I remember all my complaints and questions to God. He’s just like the placards, completely avoiding my “big questions”. God ignores a lot of my questions the same way I ignore some of the dumb things my kids ask. It’s not that I don’t care, I simply know that some of the answers won’t help even if I give them.
“Why am I going through this?” “Why did this have to happen to me?” That’s what Job asked for 40+ chapters, only to get a big “none of your business” from God at the end!
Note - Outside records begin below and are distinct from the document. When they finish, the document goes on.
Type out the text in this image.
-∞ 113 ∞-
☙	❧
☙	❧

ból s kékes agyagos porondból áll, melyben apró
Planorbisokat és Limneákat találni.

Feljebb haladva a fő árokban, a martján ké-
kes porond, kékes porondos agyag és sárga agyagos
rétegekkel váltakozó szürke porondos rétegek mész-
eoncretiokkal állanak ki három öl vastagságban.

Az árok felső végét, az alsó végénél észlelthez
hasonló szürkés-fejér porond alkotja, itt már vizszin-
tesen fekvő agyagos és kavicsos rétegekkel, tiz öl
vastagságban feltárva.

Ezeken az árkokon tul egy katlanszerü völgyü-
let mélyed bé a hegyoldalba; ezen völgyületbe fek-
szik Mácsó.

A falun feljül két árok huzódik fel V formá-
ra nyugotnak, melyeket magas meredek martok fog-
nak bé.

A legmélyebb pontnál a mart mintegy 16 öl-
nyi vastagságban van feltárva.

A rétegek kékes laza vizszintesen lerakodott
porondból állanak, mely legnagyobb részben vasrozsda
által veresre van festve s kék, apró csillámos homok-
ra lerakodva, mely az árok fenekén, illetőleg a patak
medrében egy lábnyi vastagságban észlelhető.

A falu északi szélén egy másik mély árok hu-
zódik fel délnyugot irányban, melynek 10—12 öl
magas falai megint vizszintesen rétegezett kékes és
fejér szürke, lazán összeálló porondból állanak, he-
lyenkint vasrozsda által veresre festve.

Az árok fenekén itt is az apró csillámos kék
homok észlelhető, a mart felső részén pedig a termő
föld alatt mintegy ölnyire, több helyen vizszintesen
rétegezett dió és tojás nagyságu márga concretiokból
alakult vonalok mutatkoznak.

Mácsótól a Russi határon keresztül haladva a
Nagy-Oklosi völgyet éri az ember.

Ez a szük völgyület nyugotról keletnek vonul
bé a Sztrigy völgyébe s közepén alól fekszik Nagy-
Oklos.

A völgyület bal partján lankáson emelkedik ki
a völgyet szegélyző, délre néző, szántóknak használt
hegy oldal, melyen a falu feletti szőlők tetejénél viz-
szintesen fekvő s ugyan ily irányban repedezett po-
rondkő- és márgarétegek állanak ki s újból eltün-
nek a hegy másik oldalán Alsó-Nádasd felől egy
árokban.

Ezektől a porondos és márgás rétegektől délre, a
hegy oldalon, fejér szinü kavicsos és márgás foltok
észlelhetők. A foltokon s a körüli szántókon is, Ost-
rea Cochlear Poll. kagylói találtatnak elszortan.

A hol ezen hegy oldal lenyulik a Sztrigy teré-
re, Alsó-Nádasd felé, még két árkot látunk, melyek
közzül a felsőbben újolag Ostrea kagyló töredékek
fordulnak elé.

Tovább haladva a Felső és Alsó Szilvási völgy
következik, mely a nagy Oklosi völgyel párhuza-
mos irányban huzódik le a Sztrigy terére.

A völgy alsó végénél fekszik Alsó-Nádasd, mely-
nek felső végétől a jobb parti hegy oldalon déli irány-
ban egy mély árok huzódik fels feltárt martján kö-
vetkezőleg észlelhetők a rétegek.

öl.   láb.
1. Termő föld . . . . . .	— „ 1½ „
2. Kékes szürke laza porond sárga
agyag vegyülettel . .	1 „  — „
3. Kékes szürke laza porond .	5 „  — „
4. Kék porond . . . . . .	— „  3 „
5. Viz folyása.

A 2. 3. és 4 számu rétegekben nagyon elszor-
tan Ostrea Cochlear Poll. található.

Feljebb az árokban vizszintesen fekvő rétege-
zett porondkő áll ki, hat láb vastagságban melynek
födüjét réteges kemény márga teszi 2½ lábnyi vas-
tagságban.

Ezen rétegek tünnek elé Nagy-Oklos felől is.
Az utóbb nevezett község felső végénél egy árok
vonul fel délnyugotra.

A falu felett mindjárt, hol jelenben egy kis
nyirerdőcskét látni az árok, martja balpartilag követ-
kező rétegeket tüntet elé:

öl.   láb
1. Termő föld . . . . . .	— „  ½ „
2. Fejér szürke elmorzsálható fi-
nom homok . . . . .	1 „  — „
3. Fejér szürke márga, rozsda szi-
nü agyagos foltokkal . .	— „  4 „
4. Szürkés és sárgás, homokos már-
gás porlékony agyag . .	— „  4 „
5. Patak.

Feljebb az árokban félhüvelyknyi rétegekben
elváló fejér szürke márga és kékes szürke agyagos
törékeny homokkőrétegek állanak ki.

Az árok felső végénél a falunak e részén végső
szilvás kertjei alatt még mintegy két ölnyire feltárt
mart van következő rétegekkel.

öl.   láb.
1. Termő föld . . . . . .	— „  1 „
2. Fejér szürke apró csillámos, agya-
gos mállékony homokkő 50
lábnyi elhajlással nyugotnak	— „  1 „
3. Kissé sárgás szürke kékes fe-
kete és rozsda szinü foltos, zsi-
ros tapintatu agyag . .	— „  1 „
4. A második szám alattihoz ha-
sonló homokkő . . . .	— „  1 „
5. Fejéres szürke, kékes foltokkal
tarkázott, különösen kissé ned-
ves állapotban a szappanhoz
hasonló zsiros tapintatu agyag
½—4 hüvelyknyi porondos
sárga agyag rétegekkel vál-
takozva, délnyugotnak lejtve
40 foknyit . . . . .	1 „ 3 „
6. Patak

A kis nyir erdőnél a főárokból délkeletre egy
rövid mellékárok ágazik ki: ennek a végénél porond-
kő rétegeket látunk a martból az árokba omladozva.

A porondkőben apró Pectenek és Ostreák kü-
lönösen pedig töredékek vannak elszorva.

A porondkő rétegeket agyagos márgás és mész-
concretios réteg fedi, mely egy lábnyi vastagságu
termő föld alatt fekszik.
Well, it doesn’t really matter “why” right now – what matters is that you get through it. So stop asking questions as if that’s going to make the path any shorter. No matter the answer, you’re going to have to keep putting one foot in front of the other. When this path is over, then you’ll know it. Then you can rest.
Sometimes we whine to God thinking He’ll say, “Sorry, what was I thinking? Abracadabra – you’re done!” We think God’s plan is going to change if we complain enough. It’s not as if He’s your mom at the grocery store, and you’ve managed to badger her into buying the Count Chocula cereal instead of the Wheaties. No, He’s tougher than mom, because He knows just how much you can take. So He pushes you to that exact point…plus a little bit more.
Well, there’s the end of the path ahead, and I’m wondering what was the point. God didn’t answer any of my questions here. Appears I took time out of my trip home for absolutely nothing.
Hmmm…”time out”. Is that what this was? God gave me a “time out”, taking me on a pointless walk in the woods. I whined, I complained, but He was silent, refusing to respond.
No response except for teaching me about “the path”. He walked me along a winding trail to nowhere, and taught me to just be quiet and keep moving forward. No epiphanies, no helpful signposts along the way – just sweaty trudging along a “serene” path, never telling me how long the journey would take.
OK, got it. I’m done complaining now. Let’s move forward.
I guess it wasn’t a pointless trip after all. If I ever get frustrated enough in the future, at least now I know a good place to bury the body.